Tell students that they will now have an opportunity to practice measuring volume on their own through Khan Academy. If your students are unfamiliar with Khan Academy, explain that Khan Academy is an amazing website that provides instructional videos on many different math topics, followed by short quizzes to assess how much understanding they have with that particular math skill. The quizzes are not part of their grade and are meant solely to give them an opportunity to practice, get immediate feedback about their answer, get hints for how to solve a problem, and provide them additional support through the tutorial video that they can review if they get confused about how to solve any of the problems. Tell them it’s like having their own teacher, right there with them if they need help solving the problems on their own.

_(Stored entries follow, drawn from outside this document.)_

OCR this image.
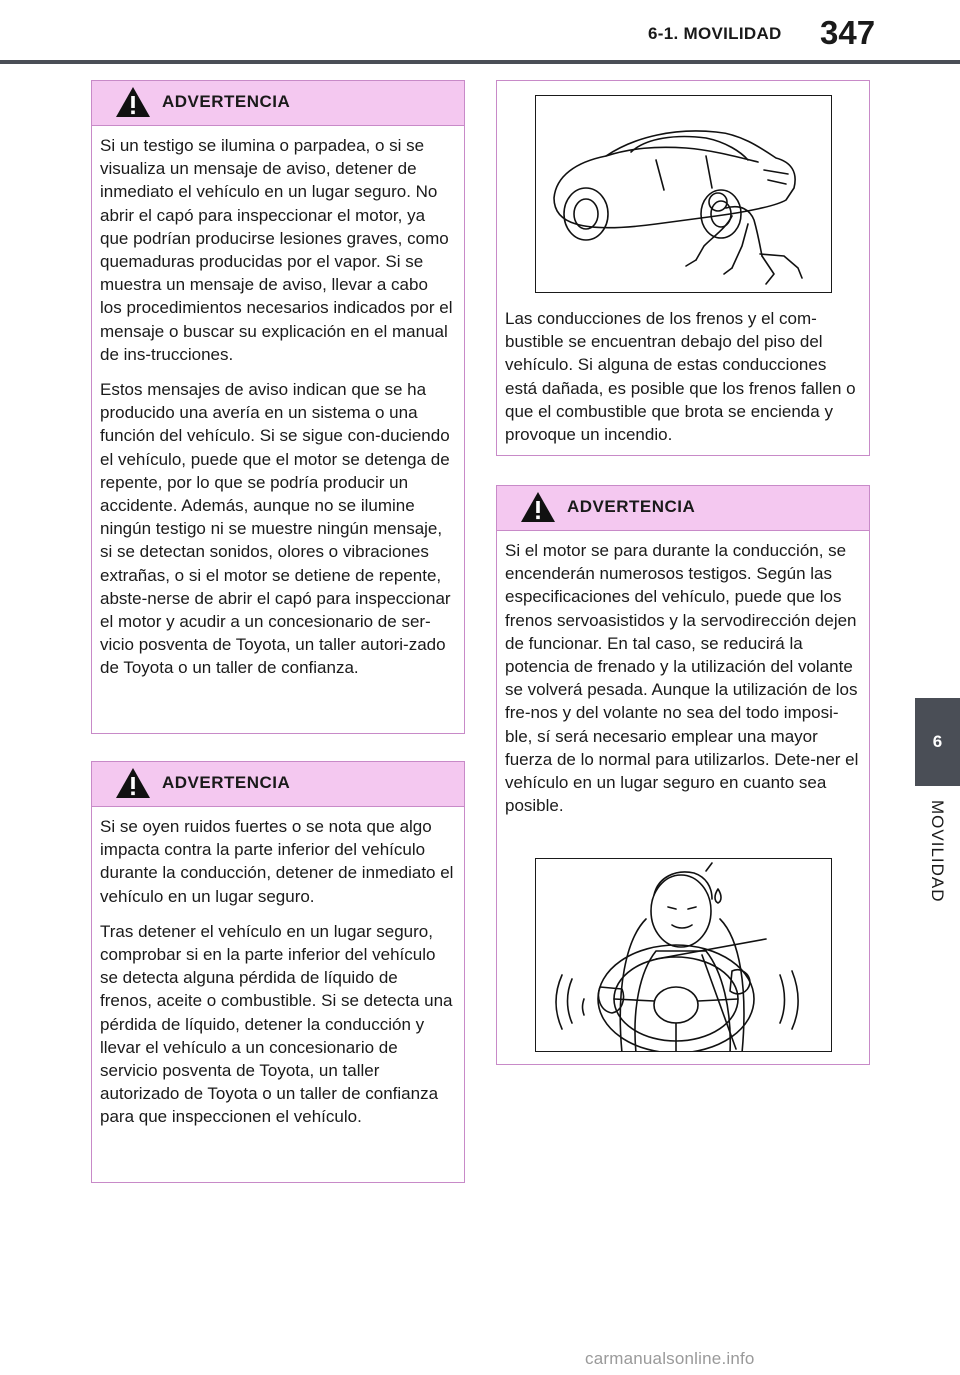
6-1. MOVILIDAD 347
6
MOVILIDAD
ADVERTENCIA

Si un testigo se ilumina o parpadea, o si se visualiza un mensaje de aviso, detener de inmediato el vehículo en un lugar seguro. No abrir el capó para inspeccionar el motor, ya que podrían producirse lesiones graves, como quemaduras producidas por el vapor. Si se muestra un mensaje de aviso, llevar a cabo los procedimientos necesarios indicados por el mensaje o buscar su explicación en el manual de ins-trucciones.

Estos mensajes de aviso indican que se ha producido una avería en un sistema o una función del vehículo. Si se sigue con-duciendo el vehículo, puede que el motor se detenga de repente, por lo que se podría producir un accidente. Además, aunque no se ilumine ningún testigo ni se muestre ningún mensaje, si se detectan sonidos, olores o vibraciones extrañas, o si el motor se detiene de repente, abste-nerse de abrir el capó para inspeccionar el motor y acudir a un concesionario de ser-vicio posventa de Toyota, un taller autori-zado de Toyota o un taller de confianza.

ADVERTENCIA

Si se oyen ruidos fuertes o se nota que algo impacta contra la parte inferior del vehículo durante la conducción, detener de inmediato el vehículo en un lugar seguro.

Tras detener el vehículo en un lugar seguro, comprobar si en la parte inferior del vehículo se detecta alguna pérdida de líquido de frenos, aceite o combustible. Si se detecta una pérdida de líquido, detener la conducción y llevar el vehículo a un concesionario de servicio posventa de Toyota, un taller autorizado de Toyota o un taller de confianza para que inspeccionen el vehículo.

Las conducciones de los frenos y el com-bustible se encuentran debajo del piso del vehículo. Si alguna de estas conducciones está dañada, es posible que los frenos fallen o que el combustible que brota se encienda y provoque un incendio.
ADVERTENCIA

Si el motor se para durante la conducción, se encenderán numerosos testigos. Según las especificaciones del vehículo, puede que los frenos servoasistidos y la servodirección dejen de funcionar. En tal caso, se reducirá la potencia de frenado y la utilización del volante se volverá pesada. Aunque la utilización de los fre-nos y del volante no sea del todo imposi-ble, sí será necesario emplear una mayor fuerza de lo normal para utilizarlos. Dete-ner el vehículo en un lugar seguro en cuanto sea posible.

carmanualsonline.info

First students should complete the “Volume with Unit Cubes 1” skill quiz, found at http://www.khanacademy.org/math/cc-fifth-grade-math/cc-5th-measurement-topic/cc-5th-volume/e/volume_with_unit_cubes, which follows the video “Measuring Volume with Unit Cubes”. Students do not have to watch the video to complete the quiz, although the video is linked to the quiz as a reference if students need it. The quiz contains 5 questions for students to complete, which show a combination of labeled rectangular prisms and irregular solids, which will require students to count individual cubic units or utilize multiplication and addition to solve. Tell students that they should note problems that are particularly challenging or confusing to them, even after the supports of the hints and the video.

Once finished with that, students should complete the quiz “Volume 1”, found at http://www.khanacademy.org/math/cc-fifth-grade-math/cc-5th-measurement-topic/cc-5th-volume/e/volume_1 ,which follows the video “Volume of a Rectangular Prism and Box examples”. Again, students do not have to watch the video to complete the quiz. These 5 questions focus solely on finding the area of rectangular prisms. These problems increase in difficulty, as some questions will give the volume and one or two dimensions and ask students to figure the remaining dimension.

#### 5 Wrap-Up

Ask the students to share questions with the class that were challenging for them and ask their classmates who were more successful with those questions, to share their strategies for solving them.

Provide an exit slip for the students to assess their understanding of the 3 learning goals established at the beginning of the lesson. Students need to answer the following 3 questions:

- When we find the volume of a 3-dimensional object, what are we measuring? (cubic units)
- What are two strategies for finding the volume of an object?( Counting how many cubic units occupy the prism or by using the formula for volume.)